When we talk about "perfect casting," we're often using the term to either describe when a particular casting choice has matched up with our preconceived vision of a character (Sean Connery as James Bond), or in retrospect to describe an unconventional choice who turned out to be perfect for a role (Heath Ledger as The Joker). Occasionally, a certain bit of casting is so perfect, it seems like the actor in question was born to play the role. Case in point: Geoffrey Rush as Albert Einstein in Genius , an upcoming scripted series from National Geographic, as reported this Monday by TVLine.
Although Genius hasn't even started production yet — TVLine writes that the show will begin filming in Prague next month — there's still a lot we already know about this exciting new show: it is the first-ever scripted program for the network known more for nature programs than prestige dramas; it will be an anthology series that "will focus on a different innovator each season"; the first season is based on the 2007 biography Einstein: His Life And Universe by Walter Isaacson; Oscar-winning director Ron Howard (A Beautiful Mind) will helm the premiere; and Season 1 will also star British actor/musician Johnny Flynn (Clouds Of Sils Maria) as a younger Einstein.
Simply based on those facts, it's clear that National Geographic isn't holding anything back for its first foray into the crowded waters of scripted programming. In fact, it hits just about all the right notes for what — on paper, at least — should make an acclaimed, Emmy-winning series with a mathematical precision that would make Einstein himself proud. Our current era of "Peak TV" has seen the number of original series expand from 211 in 2009 to a whopping 409 in 2015 — a 94% increase since the year Obama took office — according to a study conducted by FX.
That increase has been so drastic not just because traditional content providers like broadcast networks (ABC, NBC) and premium channels (HBO, Showtime) have been upping their ante, but also because non-traditional platforms like streaming services (Netflix, Amazon Prime) and basic cable channels (WGN America, History Channel) more traditionally devoted to reality and documentary programming have been getting in on the game for the first time. It doesn't look like that Peak TV "bubble" doomsayers have been fretting about is going to pop anytime soon.
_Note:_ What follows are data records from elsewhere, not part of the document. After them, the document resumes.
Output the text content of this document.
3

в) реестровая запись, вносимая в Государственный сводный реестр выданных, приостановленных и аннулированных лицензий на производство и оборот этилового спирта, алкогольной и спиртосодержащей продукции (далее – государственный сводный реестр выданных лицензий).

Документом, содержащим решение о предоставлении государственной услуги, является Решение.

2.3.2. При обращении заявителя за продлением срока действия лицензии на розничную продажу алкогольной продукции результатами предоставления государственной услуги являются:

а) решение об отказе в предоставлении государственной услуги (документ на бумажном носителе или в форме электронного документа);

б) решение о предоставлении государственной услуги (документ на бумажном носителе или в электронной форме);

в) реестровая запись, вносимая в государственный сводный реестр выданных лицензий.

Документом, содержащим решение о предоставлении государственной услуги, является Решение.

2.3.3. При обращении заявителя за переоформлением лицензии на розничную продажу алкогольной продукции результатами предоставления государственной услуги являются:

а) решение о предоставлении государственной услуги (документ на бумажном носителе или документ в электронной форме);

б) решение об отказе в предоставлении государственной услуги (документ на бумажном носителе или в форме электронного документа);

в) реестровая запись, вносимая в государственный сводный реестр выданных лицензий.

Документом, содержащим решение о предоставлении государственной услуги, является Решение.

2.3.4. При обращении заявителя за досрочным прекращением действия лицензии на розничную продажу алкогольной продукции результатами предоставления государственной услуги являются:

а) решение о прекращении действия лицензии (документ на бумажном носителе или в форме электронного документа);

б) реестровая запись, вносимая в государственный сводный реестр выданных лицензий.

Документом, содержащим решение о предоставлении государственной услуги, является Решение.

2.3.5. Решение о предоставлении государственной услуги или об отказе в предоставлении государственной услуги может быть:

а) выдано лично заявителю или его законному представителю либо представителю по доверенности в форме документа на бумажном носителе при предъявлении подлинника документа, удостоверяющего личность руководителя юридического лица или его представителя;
Additionally, it's no surprise that National Geographic's first scripted program is an anthology series; that format has proven to be wildly successful in recent years after Ryan Murphy singlehandedly reinvigorated the "limited series" with FX's American Horror Story five years ago. Since then, the likes of HBO's True Detective, FX's Fargo, ABC's American Crime, and FX's American Crime Story have all taken advantage of the resurgence to craft compelling, standalone stories that have, with few exceptions (True Detective Season 2 comes to mind) proven to be surefire Emmy magnets.
Finally, there's the hiring of feature film talent both in front of and behind the camera. This is a phenomenon that goes hand in hand with the anthology format, since it's much easier to attract well-known movie stars to television if they know they're committing to a close-ended project, rather than an ongoing series that might keep them tied up for years on end.
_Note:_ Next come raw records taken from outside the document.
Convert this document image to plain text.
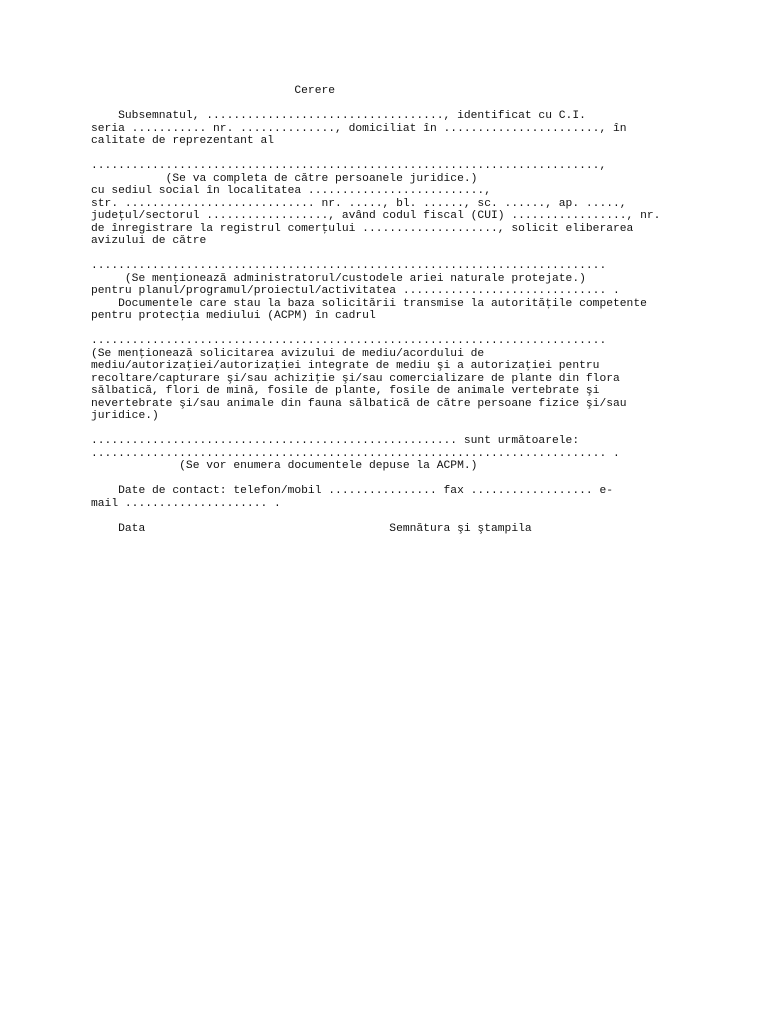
Cerere
Subsemnatul, ..................................., identificat cu C.I.
seria ........... nr. .............., domiciliat în ......................., în
calitate de reprezentant al
...........................................................................,
(Se va completa de către persoanele juridice.)
cu sediul social în localitatea ..........................,
str. ............................ nr. ....., bl. ......, sc. ......, ap. .....,
judeţul/sectorul .................., având codul fiscal (CUI) ................., nr.
de înregistrare la registrul comerţului ...................., solicit eliberarea
avizului de către
............................................................................
(Se menţionează administratorul/custodele ariei naturale protejate.)
pentru planul/programul/proiectul/activitatea .............................. .
Documentele care stau la baza solicitării transmise la autorităţile competente
pentru protecţia mediului (ACPM) în cadrul
............................................................................
(Se menţionează solicitarea avizului de mediu/acordului de
mediu/autorizaţiei/autorizaţiei integrate de mediu şi a autorizaţiei pentru
recoltare/capturare şi/sau achiziţie şi/sau comercializare de plante din flora
sălbatică, flori de mină, fosile de plante, fosile de animale vertebrate şi
nevertebrate şi/sau animale din fauna sălbatică de către persoane fizice şi/sau
juridice.)
...................................................... sunt următoarele:
............................................................................ .
(Se vor enumera documentele depuse la ACPM.)
Date de contact: telefon/mobil ................ fax .................. e-
mail ..................... .
Data                                    Semnătura şi ştampila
Howard joins other Academy-caliber talent on the small screen like John Ridley (American Crime), Lee Daniels (Empire), Steven Soderbergh (The Knick), and David Fincher (the upcoming Mindhunter). And Rush is far from the first Oscar-nominated actor to make the transition to TV: Matthew McConaughey (True Detective), Woody Harrelson (True Detective), Billy Bob Thornton (Fargo), Jessica Lange (American Horror Story), Cuba Gooding, Jr. (American Crime Story), and Viola Davis (How To Get Away With Murder) all beat him there first.
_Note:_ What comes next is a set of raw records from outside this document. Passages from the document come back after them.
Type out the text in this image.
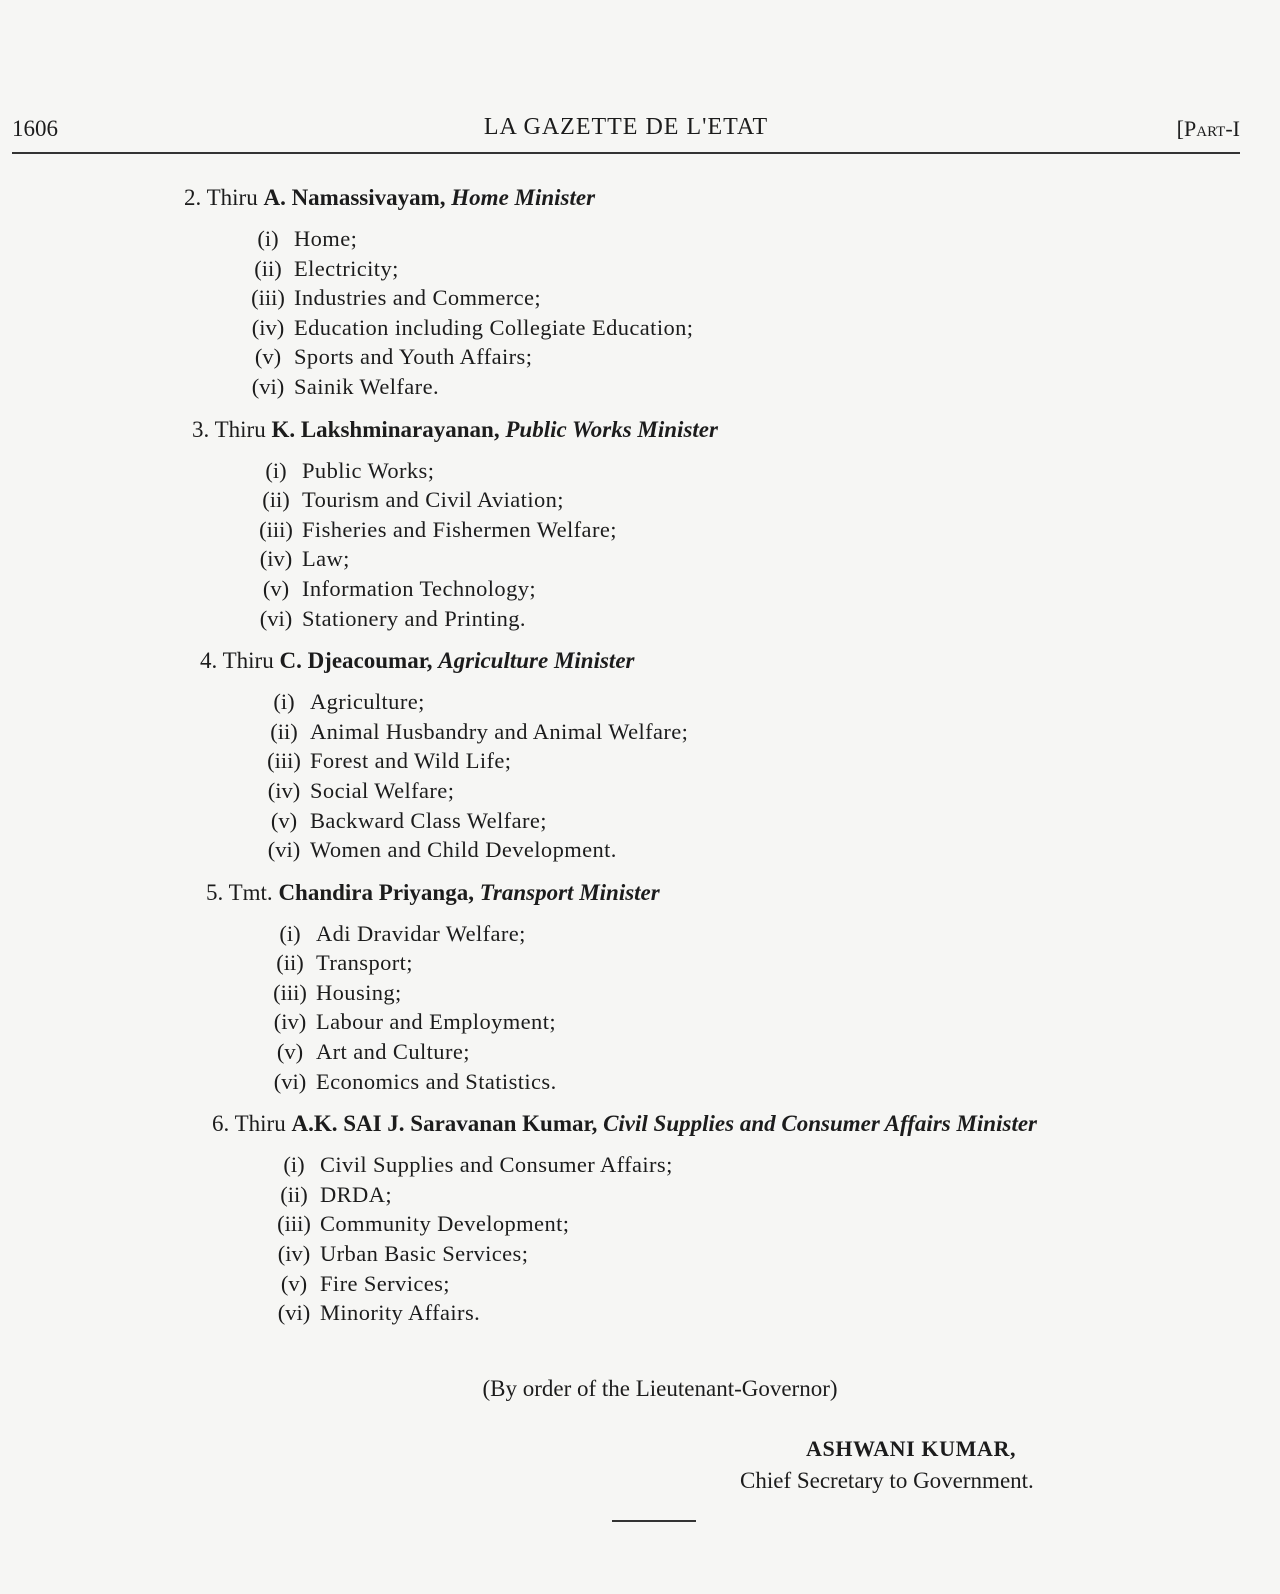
1606	LA GAZETTE DE L'ETAT	[Part-I
2. Thiru A. Namassivayam, Home Minister
(i) Home;
(ii) Electricity;
(iii) Industries and Commerce;
(iv) Education including Collegiate Education;
(v) Sports and Youth Affairs;
(vi) Sainik Welfare.
3. Thiru K. Lakshminarayanan, Public Works Minister
(i) Public Works;
(ii) Tourism and Civil Aviation;
(iii) Fisheries and Fishermen Welfare;
(iv) Law;
(v) Information Technology;
(vi) Stationery and Printing.
4. Thiru C. Djeacoumar, Agriculture Minister
(i) Agriculture;
(ii) Animal Husbandry and Animal Welfare;
(iii) Forest and Wild Life;
(iv) Social Welfare;
(v) Backward Class Welfare;
(vi) Women and Child Development.
5. Tmt. Chandira Priyanga, Transport Minister
(i) Adi Dravidar Welfare;
(ii) Transport;
(iii) Housing;
(iv) Labour and Employment;
(v) Art and Culture;
(vi) Economics and Statistics.
6. Thiru A.K. SAI J. Saravanan Kumar, Civil Supplies and Consumer Affairs Minister
(i) Civil Supplies and Consumer Affairs;
(ii) DRDA;
(iii) Community Development;
(iv) Urban Basic Services;
(v) Fire Services;
(vi) Minority Affairs.
(By order of the Lieutenant-Governor)
ASHWANI KUMAR,
Chief Secretary to Government.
If it's true that Netflix uses a formula to predict what kinds of original programs its subscribers will enjoy, then it seems like National Geographic is following a similar formula while crafting their first attempt at a scripted drama. Hopefully it will prove as successful for them as House Of Cards and Orange Is The New Black were for Netflix — if only because I'd love to see future seasons of Genius starring Benedict Cumberbatch as Sir Isaac Newton or Jennifer Lawrence as Marie Curie.